Выбрать главу

Но в мире есть иные области,

Луной мучительной томимы.

Для высшей силы, высшей доблести

Они вовек [навек] недостижимы.

Это — иллюстрация к какому-нибудь лавкрафтовскому пейзажу. То есть вдруг оказалось, что в мире по-прежнему есть место тайне, но эта тайна уже не географическая, это не поиск какого-нибудь пролива между океанами, не поиск Америки. Тайной оказался человек, тайной оказался туземец. Вот Грин, Конрад — они очень в этом смысле близки. И Лавкрафт — третий с ними. Они и внешне были все очень похожи.

Кстати, к вопросу о неоромантизме. Я думаю, что сейчас этот конкистадорский дух может вернуться. Ну, сейчас уже арабский мир оказался в центре этого дела. Думаю, что Африка просыпается, и какой-то интерес к Африке будет вспыхивать сейчас заново. То есть вопрос: какой человек в ближайшее время будет тайной? Ясно, что это будет человек Востока.

«Стихотворение Анненского «Петербург» мрачно и пессимистично. Поэт говорит страшные вещи о граде Петра и о самом царе. Неужели он прав, и от созданного Петром остаётся «сознанье проклятой ошибки» и «отрава бесплодных хотений»?

Ну, почему так? Анненский — вообще поэт довольно мрачный. Вспомните «То было на Валлен-Коски» или «Старых чухонок [эстонок]». Он, вообще-то, утешения не предлагает. Как сам он это называл, это «песни бессонной совести», страдания. Поэтому и эти его «трилистники» знаменитые. Но «Петербург» — не такое уж и мрачное произведение.

Жёлтый пар петербургской зимы,

Жёлтый пар, окаймляющий [снег, облипающий] плиты…

Я не знаю [мы не знаем], где вы и где мы,

Только знаю [знаем], что крепко мы слиты.

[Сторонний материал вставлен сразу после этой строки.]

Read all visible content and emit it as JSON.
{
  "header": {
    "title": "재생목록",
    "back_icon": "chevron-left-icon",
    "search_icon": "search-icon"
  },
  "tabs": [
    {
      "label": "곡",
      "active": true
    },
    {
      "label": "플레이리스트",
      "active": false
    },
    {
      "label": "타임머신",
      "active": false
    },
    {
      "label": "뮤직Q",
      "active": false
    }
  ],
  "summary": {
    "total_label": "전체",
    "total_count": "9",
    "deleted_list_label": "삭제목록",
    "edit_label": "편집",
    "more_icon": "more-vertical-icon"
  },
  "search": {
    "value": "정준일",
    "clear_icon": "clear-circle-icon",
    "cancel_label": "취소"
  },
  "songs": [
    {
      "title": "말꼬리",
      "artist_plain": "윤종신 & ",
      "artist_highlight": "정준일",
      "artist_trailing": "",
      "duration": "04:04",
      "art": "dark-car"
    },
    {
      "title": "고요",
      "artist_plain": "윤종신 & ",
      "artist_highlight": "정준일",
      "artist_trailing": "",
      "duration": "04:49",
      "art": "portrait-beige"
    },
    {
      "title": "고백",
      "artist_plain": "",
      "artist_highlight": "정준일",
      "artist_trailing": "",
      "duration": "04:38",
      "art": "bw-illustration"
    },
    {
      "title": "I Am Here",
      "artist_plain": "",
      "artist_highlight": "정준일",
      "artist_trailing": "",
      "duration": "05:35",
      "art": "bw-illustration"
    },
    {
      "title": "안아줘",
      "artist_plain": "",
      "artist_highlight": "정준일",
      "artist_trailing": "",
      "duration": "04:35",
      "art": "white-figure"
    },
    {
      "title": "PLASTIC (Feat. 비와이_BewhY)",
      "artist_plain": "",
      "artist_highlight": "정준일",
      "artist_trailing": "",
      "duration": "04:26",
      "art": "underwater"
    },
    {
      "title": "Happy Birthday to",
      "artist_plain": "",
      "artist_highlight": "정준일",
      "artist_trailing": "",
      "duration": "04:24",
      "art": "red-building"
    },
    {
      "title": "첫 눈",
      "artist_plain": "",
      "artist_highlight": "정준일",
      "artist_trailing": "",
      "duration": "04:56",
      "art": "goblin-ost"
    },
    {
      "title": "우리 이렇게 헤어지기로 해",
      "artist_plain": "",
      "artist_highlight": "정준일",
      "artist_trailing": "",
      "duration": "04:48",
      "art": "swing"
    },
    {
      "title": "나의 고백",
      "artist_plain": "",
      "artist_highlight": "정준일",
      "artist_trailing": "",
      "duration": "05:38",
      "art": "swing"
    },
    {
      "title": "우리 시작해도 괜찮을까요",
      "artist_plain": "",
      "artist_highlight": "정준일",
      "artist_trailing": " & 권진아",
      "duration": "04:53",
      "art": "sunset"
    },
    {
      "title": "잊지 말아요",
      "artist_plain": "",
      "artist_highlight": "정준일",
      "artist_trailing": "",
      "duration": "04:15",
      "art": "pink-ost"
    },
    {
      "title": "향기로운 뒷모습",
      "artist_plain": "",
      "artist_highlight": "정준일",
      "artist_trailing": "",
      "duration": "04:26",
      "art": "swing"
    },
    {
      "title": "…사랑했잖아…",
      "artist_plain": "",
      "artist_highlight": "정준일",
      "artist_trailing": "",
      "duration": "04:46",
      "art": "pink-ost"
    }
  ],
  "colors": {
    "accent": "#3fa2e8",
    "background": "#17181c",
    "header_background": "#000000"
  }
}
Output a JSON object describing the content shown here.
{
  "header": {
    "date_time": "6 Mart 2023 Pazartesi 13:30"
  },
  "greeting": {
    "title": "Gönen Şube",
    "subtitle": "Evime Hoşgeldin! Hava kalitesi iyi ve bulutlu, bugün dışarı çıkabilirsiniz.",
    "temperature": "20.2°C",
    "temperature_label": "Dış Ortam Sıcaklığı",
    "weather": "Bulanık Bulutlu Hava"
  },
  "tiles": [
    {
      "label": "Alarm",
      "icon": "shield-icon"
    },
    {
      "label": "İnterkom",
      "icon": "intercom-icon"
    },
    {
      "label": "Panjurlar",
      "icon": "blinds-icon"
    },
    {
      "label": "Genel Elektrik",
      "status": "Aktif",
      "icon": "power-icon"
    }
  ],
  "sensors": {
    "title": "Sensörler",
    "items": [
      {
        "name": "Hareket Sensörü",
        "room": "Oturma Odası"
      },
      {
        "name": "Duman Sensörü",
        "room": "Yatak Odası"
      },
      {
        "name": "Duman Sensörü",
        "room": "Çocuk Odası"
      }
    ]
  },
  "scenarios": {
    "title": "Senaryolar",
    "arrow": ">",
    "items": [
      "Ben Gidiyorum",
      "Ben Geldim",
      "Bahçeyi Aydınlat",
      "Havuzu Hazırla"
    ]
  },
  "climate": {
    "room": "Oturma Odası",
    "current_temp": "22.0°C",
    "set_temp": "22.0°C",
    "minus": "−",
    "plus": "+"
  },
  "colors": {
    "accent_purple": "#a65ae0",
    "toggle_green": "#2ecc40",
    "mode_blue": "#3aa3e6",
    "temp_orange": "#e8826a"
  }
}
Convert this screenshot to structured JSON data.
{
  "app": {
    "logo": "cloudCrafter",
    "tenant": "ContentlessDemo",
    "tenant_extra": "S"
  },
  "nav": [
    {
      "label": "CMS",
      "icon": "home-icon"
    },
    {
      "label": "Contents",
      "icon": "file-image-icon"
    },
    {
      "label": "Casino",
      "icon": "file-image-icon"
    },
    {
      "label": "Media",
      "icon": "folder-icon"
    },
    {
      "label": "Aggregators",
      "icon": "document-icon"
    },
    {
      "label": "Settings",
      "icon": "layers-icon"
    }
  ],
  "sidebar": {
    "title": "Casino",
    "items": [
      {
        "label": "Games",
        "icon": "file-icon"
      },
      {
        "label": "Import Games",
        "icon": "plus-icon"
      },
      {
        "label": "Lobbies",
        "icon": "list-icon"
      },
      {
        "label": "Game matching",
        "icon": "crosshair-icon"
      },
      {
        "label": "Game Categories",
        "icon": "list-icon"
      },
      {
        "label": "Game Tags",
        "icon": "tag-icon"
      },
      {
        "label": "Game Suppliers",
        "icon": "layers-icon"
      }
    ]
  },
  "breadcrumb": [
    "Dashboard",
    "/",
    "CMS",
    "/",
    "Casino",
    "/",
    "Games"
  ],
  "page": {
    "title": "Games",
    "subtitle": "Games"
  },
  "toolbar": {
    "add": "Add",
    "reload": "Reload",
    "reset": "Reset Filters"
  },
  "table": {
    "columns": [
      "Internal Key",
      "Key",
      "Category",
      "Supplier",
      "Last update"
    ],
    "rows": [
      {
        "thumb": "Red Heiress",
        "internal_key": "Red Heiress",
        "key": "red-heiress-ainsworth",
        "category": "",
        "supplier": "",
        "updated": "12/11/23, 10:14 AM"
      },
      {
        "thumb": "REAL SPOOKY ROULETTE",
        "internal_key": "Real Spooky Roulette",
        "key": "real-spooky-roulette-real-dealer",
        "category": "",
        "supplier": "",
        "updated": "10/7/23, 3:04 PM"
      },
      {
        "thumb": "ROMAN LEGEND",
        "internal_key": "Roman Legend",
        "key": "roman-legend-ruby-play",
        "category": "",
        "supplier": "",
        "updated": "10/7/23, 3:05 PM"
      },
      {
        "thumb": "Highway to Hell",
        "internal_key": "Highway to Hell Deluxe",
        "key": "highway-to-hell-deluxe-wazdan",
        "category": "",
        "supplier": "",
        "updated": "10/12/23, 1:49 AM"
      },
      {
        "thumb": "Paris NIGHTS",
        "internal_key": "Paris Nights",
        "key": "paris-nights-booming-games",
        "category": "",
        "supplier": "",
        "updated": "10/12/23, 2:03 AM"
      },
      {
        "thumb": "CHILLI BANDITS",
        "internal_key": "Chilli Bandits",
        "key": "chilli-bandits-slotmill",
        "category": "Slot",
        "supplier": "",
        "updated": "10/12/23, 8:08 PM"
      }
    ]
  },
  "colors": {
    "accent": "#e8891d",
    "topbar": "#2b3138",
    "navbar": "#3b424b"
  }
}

Кто эти «вы» и «мы»? Это ощущение исторической преемственности. Это же обращено к людям XIX века. Да, конечно, русская государственность — это прежде всего «пустыни немых площадей, где казнили людей до рассвета». Но есть в этом и другое. Есть в этом, конечно, и упоение стройностью, державностью, пушкинской гармонией Петербурга. Он только одно очень точно предсказал. И действительно я согласен с Кушнером (да и с Ахматовой), что из Анненского и выросла вся лирика XX века, включая даже Маяковского, даже Хлебникова. Он действительно предсказал главное:

Царь змеи раздавить не сумел,

И кольчатая [прижатая] стала наш идол.

Что имеется в виду? Какую змею он не сумел раздавить? Вот это вопрос гораздо более серьёзный. Потому что, как мне кажется, главное искушение, которое касается уже не русской государственности (как раз Пётр борется с этим), главное искушение России — это самоненависть, взаимная ненависть. И эта ненависть, символизируемая змеёй, и стала нашим главным соблазном, нашим идолом. Пётр, повернув Россию к Западу, европеизировав её, всё-таки не сумел этой змеи раздавить, этого русского ада он не победил. Вот Брюсову казалось, например, что Пётр победил:

Сменяясь, вставали [шумели] вокруг поколенья,

Вставали дома, как посевы твои…

Твой конь попирал с беспощадностью звенья

Бессильно под ним изогнутой змеи.

А вот Анненскому кажется, что он не попрал эту змею, что эта змея Петру не покорилась. И, строго говоря, вся история России — это история нашего нового Георгия, история Петра, который пытается победить змею. И эта змея — это не измена, а это та изначальная какая-то сущность злобы, предательства, которая живёт просто в морали, которая и делает эту русскую мораль такой амбивалентной. Если бы Петру удалось эту змею изначальной какой-то злобой побороть, рациональным умом, то, может быть, всё получилось бы. Но я, кстати говоря, думаю, что в конце концов Пётр оказывается всё более прав, а змея доживает всё-таки последний век. Мне кажется, что уже хватит.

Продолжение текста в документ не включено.